Il m’est arrivé hier une mésaventure qui ne peut s’expliquer que par l’horizon d’attente que crée un comportement habituel. De quelqu’un qui porte ordinairement nez rouge, vêtements  multicolores, perruque orange et chapeau ridicule, on attend des propos de clown. C’est pourquoi, quand sur les conseils de Corto je suis allé voir la dernière vidéo d’Archischmok, j’ai fait un sacré contresens. Il faut dire que depuis pas mal de temps je suis un fan d’Archi. Ses vidéos m’amusent. Jusque récemment, elles commençaient par un « Ave ! » suivi d’un bras d’honneur et se terminaient par un «Ouh, j’vais  te dire mon p’tit gars ! » prononcé en venant se mettre le nez contre la caméra. Entre les deux, un discours bien déjanté, bien réac, plein de trouvailles comme je les aime. Il a récemment supprimé l’Ave introductif.

La vidéo en question s’appelait « Claude Verlon ». Le nom ne m’a rien dit. Ma mémoire en ce domaine comme en bien d’autre est mauvaise. Archi apparut l’air défait. Chapeau l’artiste, c’était du crédible ! Il se mit à parler de Claude Verlon. Je réalisai bien vite qu’il s’agissait du technicien tué au Mali.  Il se disait ravagé par sa mort, il en disait du bien. Et moi, j’attendais le gag : qu’est-ce qu’il va bien pouvoir trouver comme galipette pour faire éclater mon rire, ce con ? Le discours avançant, mon attente alla croissante. Sacré Archi ! Il sait ménager ses effets, le bougre !  La fin de la vidéo approchant, je finis par avoir des doutes. Il évoquait une amitié de quarante-six ans, parlait d’un presque frère…  et la fin arriva, sans le moindre  changement de ton. J’en fus comme deux ronds de flan. J’attendais une grosse connerie et il s’agissait en fait de l’expression de la douleur sincère d’un gars qui vient de perdre un vieux copain, son meilleur ami, peut-être...

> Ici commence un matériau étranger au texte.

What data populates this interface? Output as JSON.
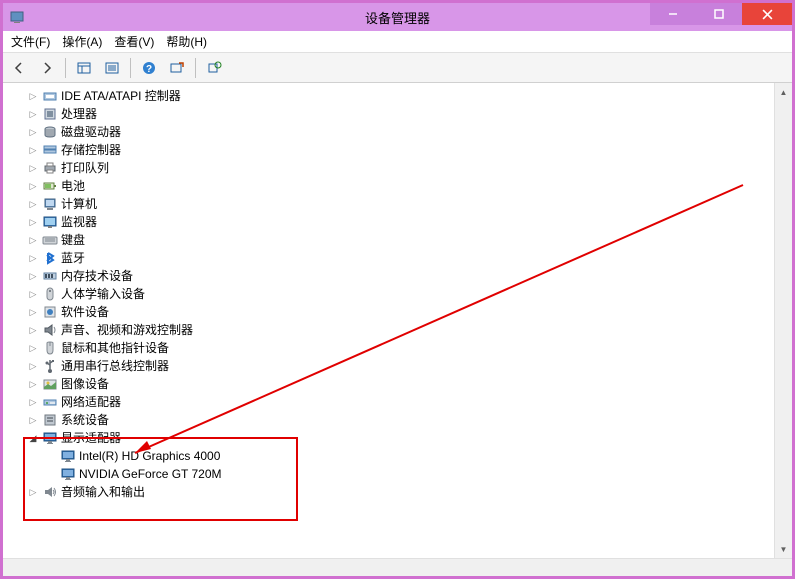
{
  "window": {
    "title": "设备管理器"
  },
  "menu": {
    "file": "文件(F)",
    "action": "操作(A)",
    "view": "查看(V)",
    "help": "帮助(H)"
  },
  "tree": {
    "items": [
      {
        "label": "IDE ATA/ATAPI 控制器",
        "icon": "ide"
      },
      {
        "label": "处理器",
        "icon": "cpu"
      },
      {
        "label": "磁盘驱动器",
        "icon": "disk"
      },
      {
        "label": "存储控制器",
        "icon": "storage"
      },
      {
        "label": "打印队列",
        "icon": "printer"
      },
      {
        "label": "电池",
        "icon": "battery"
      },
      {
        "label": "计算机",
        "icon": "computer"
      },
      {
        "label": "监视器",
        "icon": "monitor"
      },
      {
        "label": "键盘",
        "icon": "keyboard"
      },
      {
        "label": "蓝牙",
        "icon": "bluetooth"
      },
      {
        "label": "内存技术设备",
        "icon": "memory"
      },
      {
        "label": "人体学输入设备",
        "icon": "hid"
      },
      {
        "label": "软件设备",
        "icon": "software"
      },
      {
        "label": "声音、视频和游戏控制器",
        "icon": "sound"
      },
      {
        "label": "鼠标和其他指针设备",
        "icon": "mouse"
      },
      {
        "label": "通用串行总线控制器",
        "icon": "usb"
      },
      {
        "label": "图像设备",
        "icon": "image"
      },
      {
        "label": "网络适配器",
        "icon": "network"
      },
      {
        "label": "系统设备",
        "icon": "system"
      },
      {
        "label": "显示适配器",
        "icon": "display",
        "expanded": true,
        "children": [
          {
            "label": "Intel(R) HD Graphics 4000"
          },
          {
            "label": "NVIDIA GeForce GT 720M"
          }
        ]
      },
      {
        "label": "音频输入和输出",
        "icon": "audio"
      }
    ]
  }
}
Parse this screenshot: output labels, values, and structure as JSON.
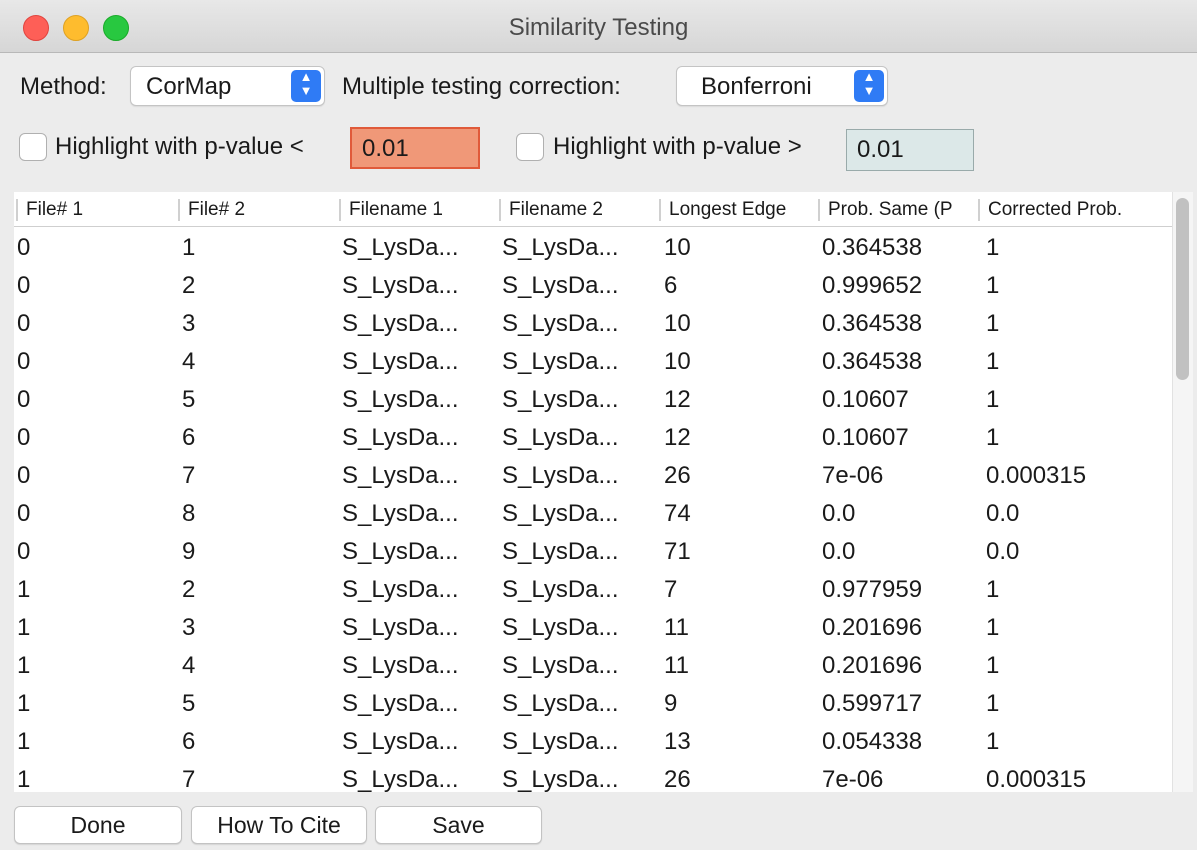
{
  "window": {
    "title": "Similarity Testing"
  },
  "controls": {
    "method_label": "Method:",
    "method_value": "CorMap",
    "correction_label": "Multiple testing correction:",
    "correction_value": "Bonferroni",
    "highlight_low_label": "Highlight with p-value <",
    "highlight_low_value": "0.01",
    "highlight_high_label": "Highlight with p-value >",
    "highlight_high_value": "0.01"
  },
  "table": {
    "columns": [
      "File# 1",
      "File# 2",
      "Filename 1",
      "Filename 2",
      "Longest Edge",
      "Prob. Same (P",
      "Corrected Prob."
    ],
    "rows": [
      [
        "0",
        "1",
        "S_LysDa...",
        "S_LysDa...",
        "10",
        "0.364538",
        "1"
      ],
      [
        "0",
        "2",
        "S_LysDa...",
        "S_LysDa...",
        "6",
        "0.999652",
        "1"
      ],
      [
        "0",
        "3",
        "S_LysDa...",
        "S_LysDa...",
        "10",
        "0.364538",
        "1"
      ],
      [
        "0",
        "4",
        "S_LysDa...",
        "S_LysDa...",
        "10",
        "0.364538",
        "1"
      ],
      [
        "0",
        "5",
        "S_LysDa...",
        "S_LysDa...",
        "12",
        "0.10607",
        "1"
      ],
      [
        "0",
        "6",
        "S_LysDa...",
        "S_LysDa...",
        "12",
        "0.10607",
        "1"
      ],
      [
        "0",
        "7",
        "S_LysDa...",
        "S_LysDa...",
        "26",
        "7e-06",
        "0.000315"
      ],
      [
        "0",
        "8",
        "S_LysDa...",
        "S_LysDa...",
        "74",
        "0.0",
        "0.0"
      ],
      [
        "0",
        "9",
        "S_LysDa...",
        "S_LysDa...",
        "71",
        "0.0",
        "0.0"
      ],
      [
        "1",
        "2",
        "S_LysDa...",
        "S_LysDa...",
        "7",
        "0.977959",
        "1"
      ],
      [
        "1",
        "3",
        "S_LysDa...",
        "S_LysDa...",
        "11",
        "0.201696",
        "1"
      ],
      [
        "1",
        "4",
        "S_LysDa...",
        "S_LysDa...",
        "11",
        "0.201696",
        "1"
      ],
      [
        "1",
        "5",
        "S_LysDa...",
        "S_LysDa...",
        "9",
        "0.599717",
        "1"
      ],
      [
        "1",
        "6",
        "S_LysDa...",
        "S_LysDa...",
        "13",
        "0.054338",
        "1"
      ],
      [
        "1",
        "7",
        "S_LysDa...",
        "S_LysDa...",
        "26",
        "7e-06",
        "0.000315"
      ]
    ]
  },
  "buttons": {
    "done": "Done",
    "cite": "How To Cite",
    "save": "Save"
  },
  "colors": {
    "low_field": "#f09878",
    "high_field": "#dce8e8",
    "accent": "#2f7bf5"
  }
}
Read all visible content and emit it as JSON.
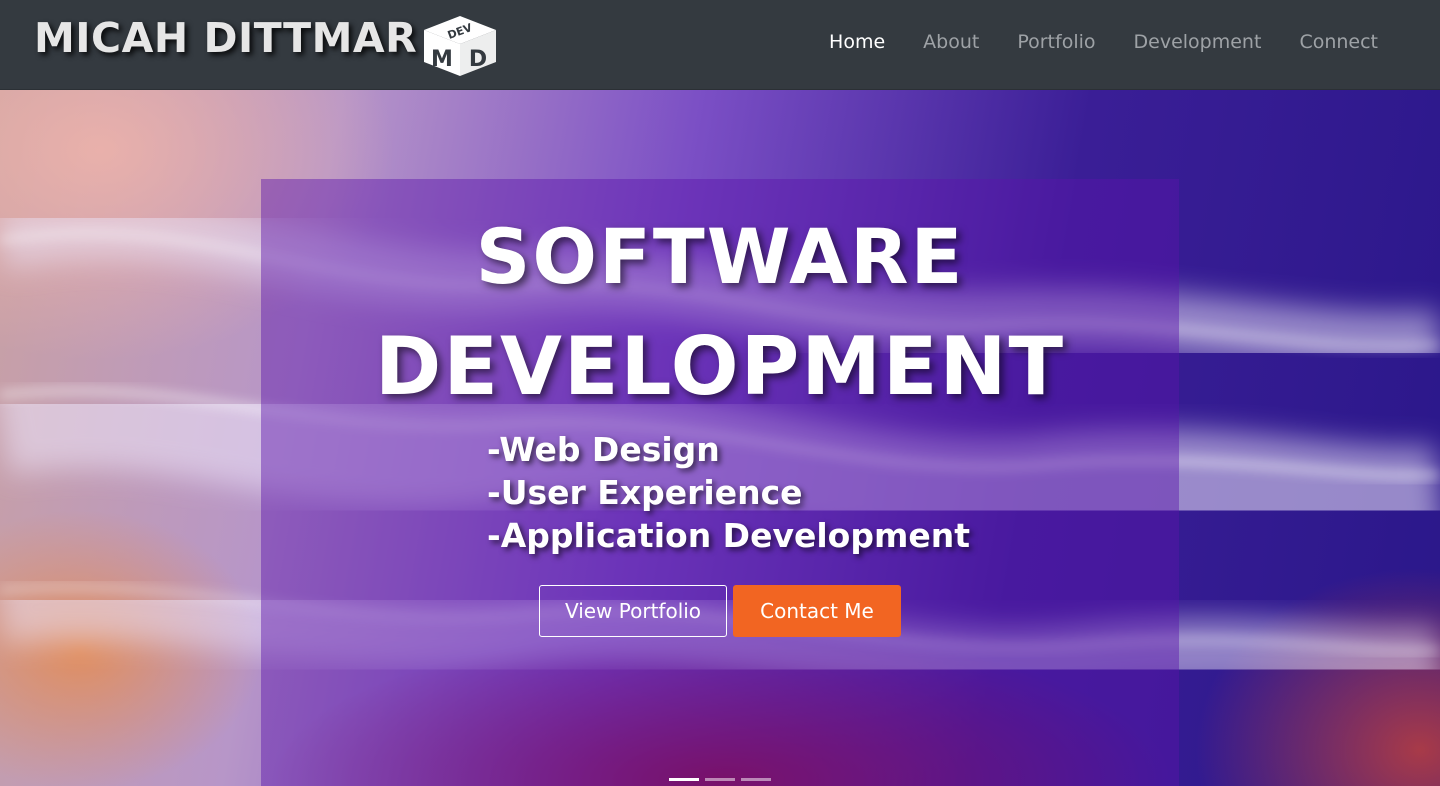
{
  "brand": {
    "name": "MICAH DITTMAR",
    "logo_text": "MD",
    "logo_top_text": "DEV"
  },
  "nav": {
    "items": [
      {
        "label": "Home",
        "active": true
      },
      {
        "label": "About",
        "active": false
      },
      {
        "label": "Portfolio",
        "active": false
      },
      {
        "label": "Development",
        "active": false
      },
      {
        "label": "Connect",
        "active": false
      }
    ]
  },
  "hero": {
    "headline_line1": "SOFTWARE",
    "headline_line2": "DEVELOPMENT",
    "services": [
      "-Web Design",
      "-User Experience",
      "-Application Development"
    ],
    "buttons": {
      "portfolio_label": "View Portfolio",
      "contact_label": "Contact Me"
    },
    "carousel": {
      "slides": 3,
      "active_index": 0
    }
  },
  "colors": {
    "navbar_bg": "#343a40",
    "accent": "#f26522",
    "nav_active": "#ffffff",
    "nav_inactive": "#9ea2a6"
  }
}
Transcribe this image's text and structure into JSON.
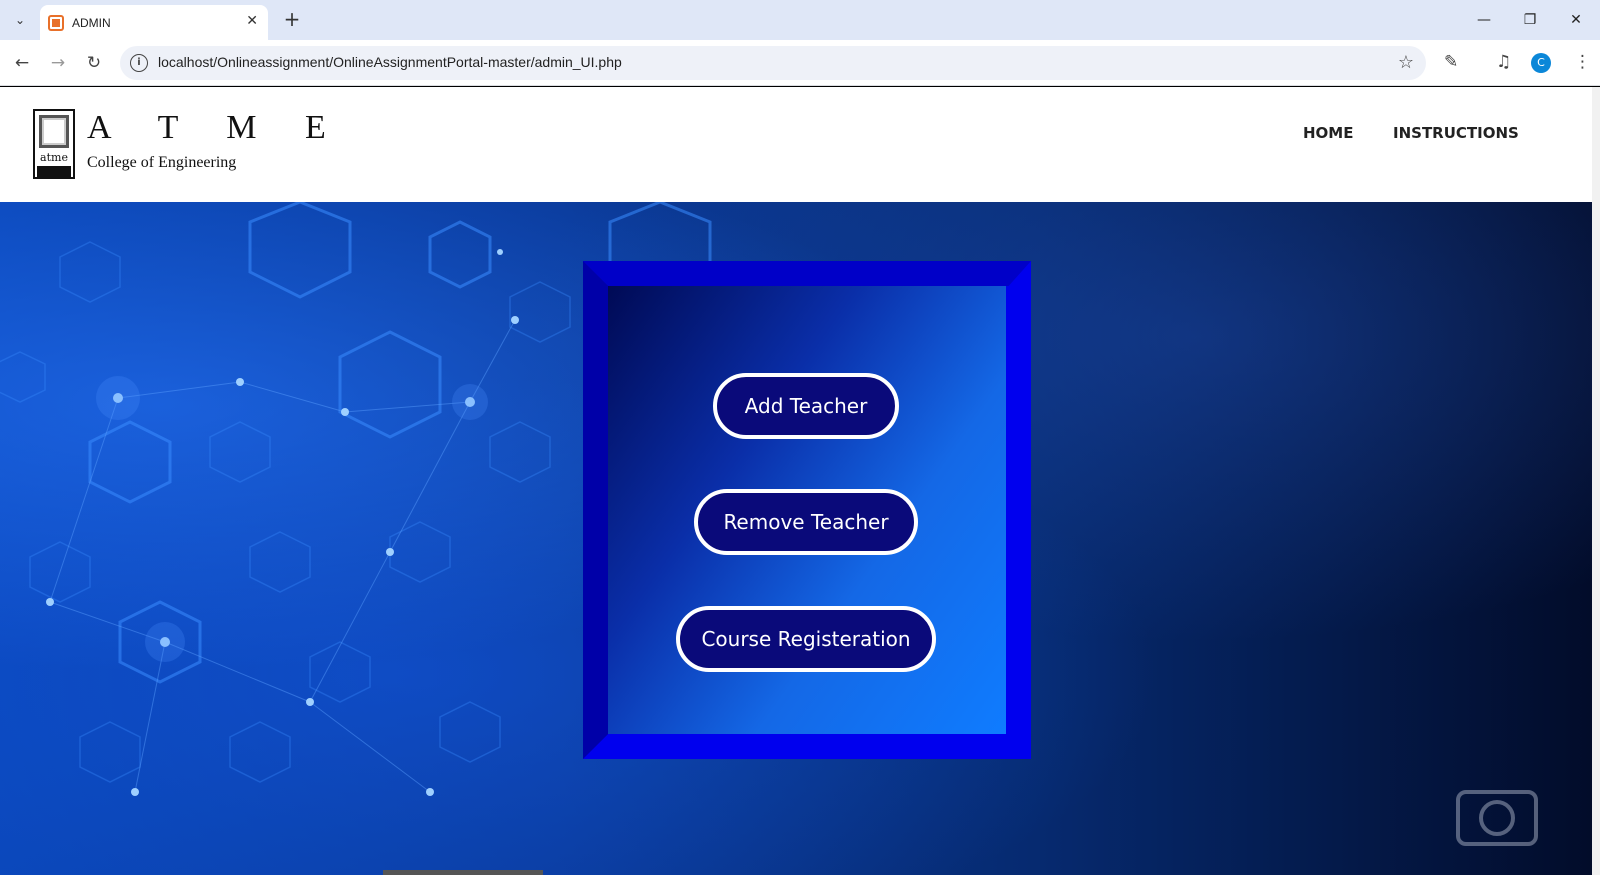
{
  "browser": {
    "tab_title": "ADMIN",
    "new_tab": "+",
    "url": "localhost/Onlineassignment/OnlineAssignmentPortal-master/admin_UI.php",
    "profile_initial": "C"
  },
  "header": {
    "logo_title": "A T M E",
    "logo_subtitle": "College of Engineering",
    "logo_badge": "atme",
    "nav": [
      {
        "label": "HOME"
      },
      {
        "label": "INSTRUCTIONS"
      }
    ]
  },
  "panel": {
    "buttons": [
      {
        "label": "Add Teacher"
      },
      {
        "label": "Remove Teacher"
      },
      {
        "label": "Course Registeration"
      }
    ]
  },
  "colors": {
    "panel_frame": "#0000ee",
    "button_fill": "#0a0a7a",
    "button_border": "#ffffff"
  }
}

Dire que j’ai eu honte de moi, que l’envie m’a pris d’aller me cacher dans un trou de souris serait faux. J’ai juste réalisé à quel point on peut enfermer les autres dans une vision de soi qui empêche d’attendre du rigolo autre chose que le rire. On a du mal à croire que l’hypocondriaque puisse être atteint d’un mal fatal, que les personnes austères aient des moments de joie. Et on fait des erreurs…

Je ne présenterai pas mes condoléances à Archi (comment porterais-je le deuil de quelqu’un que je ne connais pas ?), je voudrais simplement lui dire mon souhait que cette douleur s’estompe bien vite, qu’il  garde sans tristesse le souvenir de cette amitié et que le deuil passé il revienne nous faire rire.